On Fri, Sep 2, 2011 at 5:47 PM, Daniel Friesen
<lists(a)nadir-seen-fire.com> wrote:
On 11-09-02 05:20 PM, Asher Feldman wrote:
> When using for analysis, will we wish the new columns had partial indexes
> (first 6 characters?)
Bug 2939 is one relevant bug to this, it could
probably use an index.
[1]
https://bugzilla.wikimedia.org/show_bug.cgi?id=2939
I generally suspect that a standard index is going to be a waste for
the most urgent uses of this. It will rarely be interesting to search
for common hashes between articles.
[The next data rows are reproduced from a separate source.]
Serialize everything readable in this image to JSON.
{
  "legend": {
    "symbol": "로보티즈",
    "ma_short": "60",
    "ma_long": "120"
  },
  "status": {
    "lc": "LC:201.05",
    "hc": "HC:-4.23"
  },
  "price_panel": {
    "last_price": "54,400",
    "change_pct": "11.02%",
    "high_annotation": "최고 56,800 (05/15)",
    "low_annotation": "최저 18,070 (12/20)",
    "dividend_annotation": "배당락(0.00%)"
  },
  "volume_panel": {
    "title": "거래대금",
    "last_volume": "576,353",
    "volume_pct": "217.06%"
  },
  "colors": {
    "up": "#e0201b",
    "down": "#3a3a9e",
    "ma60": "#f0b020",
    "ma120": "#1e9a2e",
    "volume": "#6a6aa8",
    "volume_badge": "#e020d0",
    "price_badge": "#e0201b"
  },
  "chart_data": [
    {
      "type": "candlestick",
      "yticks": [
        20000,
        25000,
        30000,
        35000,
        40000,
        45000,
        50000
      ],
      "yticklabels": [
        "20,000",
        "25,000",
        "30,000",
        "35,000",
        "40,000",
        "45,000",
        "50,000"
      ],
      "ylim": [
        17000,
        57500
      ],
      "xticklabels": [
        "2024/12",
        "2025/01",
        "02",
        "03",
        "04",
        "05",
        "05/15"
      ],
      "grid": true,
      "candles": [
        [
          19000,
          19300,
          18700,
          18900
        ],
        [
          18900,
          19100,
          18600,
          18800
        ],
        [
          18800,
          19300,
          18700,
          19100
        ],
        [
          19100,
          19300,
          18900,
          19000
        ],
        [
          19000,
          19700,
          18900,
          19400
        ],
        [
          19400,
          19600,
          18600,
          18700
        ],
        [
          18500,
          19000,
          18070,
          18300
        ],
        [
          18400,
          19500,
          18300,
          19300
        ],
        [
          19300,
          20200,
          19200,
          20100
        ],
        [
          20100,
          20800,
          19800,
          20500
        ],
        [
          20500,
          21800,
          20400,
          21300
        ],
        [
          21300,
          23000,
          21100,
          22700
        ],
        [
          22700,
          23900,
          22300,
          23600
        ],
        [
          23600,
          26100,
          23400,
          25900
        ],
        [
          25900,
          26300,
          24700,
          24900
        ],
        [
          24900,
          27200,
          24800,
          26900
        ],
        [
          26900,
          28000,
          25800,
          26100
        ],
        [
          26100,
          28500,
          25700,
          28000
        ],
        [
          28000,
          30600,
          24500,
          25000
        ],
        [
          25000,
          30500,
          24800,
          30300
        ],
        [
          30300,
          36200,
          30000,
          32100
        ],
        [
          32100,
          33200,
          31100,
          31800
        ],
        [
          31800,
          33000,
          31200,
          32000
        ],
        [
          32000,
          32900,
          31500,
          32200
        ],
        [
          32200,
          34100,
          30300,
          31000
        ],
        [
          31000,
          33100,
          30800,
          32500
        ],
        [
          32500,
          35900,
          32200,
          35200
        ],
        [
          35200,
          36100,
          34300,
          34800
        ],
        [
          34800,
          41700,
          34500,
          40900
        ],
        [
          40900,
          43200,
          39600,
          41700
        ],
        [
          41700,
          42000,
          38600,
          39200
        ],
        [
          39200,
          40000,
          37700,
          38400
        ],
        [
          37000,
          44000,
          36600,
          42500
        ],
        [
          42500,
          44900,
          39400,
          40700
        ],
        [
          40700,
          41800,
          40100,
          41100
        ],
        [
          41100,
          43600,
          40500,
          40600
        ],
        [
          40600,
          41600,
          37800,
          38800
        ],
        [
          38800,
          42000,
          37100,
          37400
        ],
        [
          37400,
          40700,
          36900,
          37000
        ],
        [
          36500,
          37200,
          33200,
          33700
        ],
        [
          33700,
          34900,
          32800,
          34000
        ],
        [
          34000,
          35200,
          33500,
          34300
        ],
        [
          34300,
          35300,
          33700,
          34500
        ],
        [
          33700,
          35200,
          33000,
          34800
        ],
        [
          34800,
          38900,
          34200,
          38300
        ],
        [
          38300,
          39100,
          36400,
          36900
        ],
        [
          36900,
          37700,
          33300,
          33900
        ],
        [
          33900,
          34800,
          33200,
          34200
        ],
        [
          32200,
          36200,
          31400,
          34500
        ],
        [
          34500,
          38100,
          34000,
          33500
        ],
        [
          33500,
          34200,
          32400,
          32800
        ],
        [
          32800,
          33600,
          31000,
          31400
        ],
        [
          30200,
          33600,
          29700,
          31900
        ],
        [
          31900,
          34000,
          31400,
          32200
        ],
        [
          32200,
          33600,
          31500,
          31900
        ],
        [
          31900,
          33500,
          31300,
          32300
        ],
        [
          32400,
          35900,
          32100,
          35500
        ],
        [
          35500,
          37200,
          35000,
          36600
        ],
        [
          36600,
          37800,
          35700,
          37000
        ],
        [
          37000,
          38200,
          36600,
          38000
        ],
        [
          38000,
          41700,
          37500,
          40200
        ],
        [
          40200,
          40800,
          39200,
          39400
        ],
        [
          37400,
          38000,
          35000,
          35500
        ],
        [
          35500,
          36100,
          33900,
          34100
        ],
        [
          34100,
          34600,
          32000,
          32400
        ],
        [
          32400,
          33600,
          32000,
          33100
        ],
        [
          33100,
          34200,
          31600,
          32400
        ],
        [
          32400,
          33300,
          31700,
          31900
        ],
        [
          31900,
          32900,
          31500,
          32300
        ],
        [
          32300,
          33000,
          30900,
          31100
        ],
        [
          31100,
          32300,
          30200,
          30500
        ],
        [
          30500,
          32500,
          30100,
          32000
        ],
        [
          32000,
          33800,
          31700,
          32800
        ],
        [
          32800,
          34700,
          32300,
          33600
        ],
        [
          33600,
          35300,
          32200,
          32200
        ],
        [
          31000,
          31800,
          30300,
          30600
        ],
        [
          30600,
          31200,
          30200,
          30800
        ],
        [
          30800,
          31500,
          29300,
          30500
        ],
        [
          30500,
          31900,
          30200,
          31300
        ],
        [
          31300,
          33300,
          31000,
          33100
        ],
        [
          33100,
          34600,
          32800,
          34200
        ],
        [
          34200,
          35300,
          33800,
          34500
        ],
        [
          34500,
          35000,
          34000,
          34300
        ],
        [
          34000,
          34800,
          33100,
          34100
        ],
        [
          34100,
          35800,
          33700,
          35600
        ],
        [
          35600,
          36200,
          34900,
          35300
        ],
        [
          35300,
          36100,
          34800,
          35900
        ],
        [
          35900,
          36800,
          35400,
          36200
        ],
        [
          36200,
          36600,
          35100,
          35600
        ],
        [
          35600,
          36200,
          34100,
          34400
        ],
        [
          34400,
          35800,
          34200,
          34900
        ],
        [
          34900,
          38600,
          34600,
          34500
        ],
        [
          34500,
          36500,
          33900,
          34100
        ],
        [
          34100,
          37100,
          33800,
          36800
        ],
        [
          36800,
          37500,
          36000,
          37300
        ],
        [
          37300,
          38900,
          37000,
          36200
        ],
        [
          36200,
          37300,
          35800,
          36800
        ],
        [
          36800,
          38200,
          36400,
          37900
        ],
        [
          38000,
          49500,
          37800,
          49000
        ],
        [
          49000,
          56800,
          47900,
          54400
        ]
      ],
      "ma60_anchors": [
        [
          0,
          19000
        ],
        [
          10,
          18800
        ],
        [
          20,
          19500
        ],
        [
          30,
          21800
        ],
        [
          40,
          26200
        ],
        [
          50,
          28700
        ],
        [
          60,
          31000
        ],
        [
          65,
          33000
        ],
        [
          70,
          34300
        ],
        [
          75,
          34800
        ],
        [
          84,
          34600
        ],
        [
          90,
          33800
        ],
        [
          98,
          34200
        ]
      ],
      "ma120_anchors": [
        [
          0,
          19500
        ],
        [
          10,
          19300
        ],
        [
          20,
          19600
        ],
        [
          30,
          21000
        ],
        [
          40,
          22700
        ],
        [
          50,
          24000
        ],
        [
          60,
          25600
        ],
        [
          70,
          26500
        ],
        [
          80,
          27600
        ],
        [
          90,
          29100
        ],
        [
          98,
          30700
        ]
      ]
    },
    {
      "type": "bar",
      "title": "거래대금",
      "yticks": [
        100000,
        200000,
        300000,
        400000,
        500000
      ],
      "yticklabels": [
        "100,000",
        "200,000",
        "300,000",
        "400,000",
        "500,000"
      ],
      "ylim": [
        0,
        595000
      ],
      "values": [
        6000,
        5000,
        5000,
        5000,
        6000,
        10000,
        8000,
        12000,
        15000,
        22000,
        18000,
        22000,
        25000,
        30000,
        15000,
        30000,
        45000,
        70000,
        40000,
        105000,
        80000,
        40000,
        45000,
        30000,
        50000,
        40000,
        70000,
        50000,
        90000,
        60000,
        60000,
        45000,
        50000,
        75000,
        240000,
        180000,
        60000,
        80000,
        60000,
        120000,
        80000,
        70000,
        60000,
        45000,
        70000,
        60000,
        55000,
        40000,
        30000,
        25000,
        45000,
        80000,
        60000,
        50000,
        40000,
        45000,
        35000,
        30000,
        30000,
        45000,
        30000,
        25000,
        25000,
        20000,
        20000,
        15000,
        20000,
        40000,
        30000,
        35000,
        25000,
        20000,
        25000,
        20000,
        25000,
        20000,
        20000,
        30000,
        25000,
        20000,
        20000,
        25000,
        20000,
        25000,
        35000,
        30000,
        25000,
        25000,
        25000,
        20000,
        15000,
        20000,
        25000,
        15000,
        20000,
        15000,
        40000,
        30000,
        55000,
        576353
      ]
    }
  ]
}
The far more common case will be
to search for duplicate hashes within the history of a single article.
My understanding is that having a normal index on a table the size of
our revision table will be far too expensive for db writes.
This is the first I've heard of partial indexes (/me researches) I
don't know if a partial index is going to be cheap enough that we can
use it, and useful enough that we'd want to. Would this be a faster
query in a world with a partial index on the first six characters?
SELECT rev_id FROM revision WHERE rev_page=12345 AND
rev_sha1='4cdbd80be15fcfff139fb8a95f2ca359520939ee'
...or would we have to run a query like this to get the benefit of the index?
SELECT rev_id FROM revision WHERE rev_page=12345 AND rev_sha1 like '4cdbd8%'
...and would either of these queries be considered too expensive to
run without a partial index? How about with a partial index?
Rob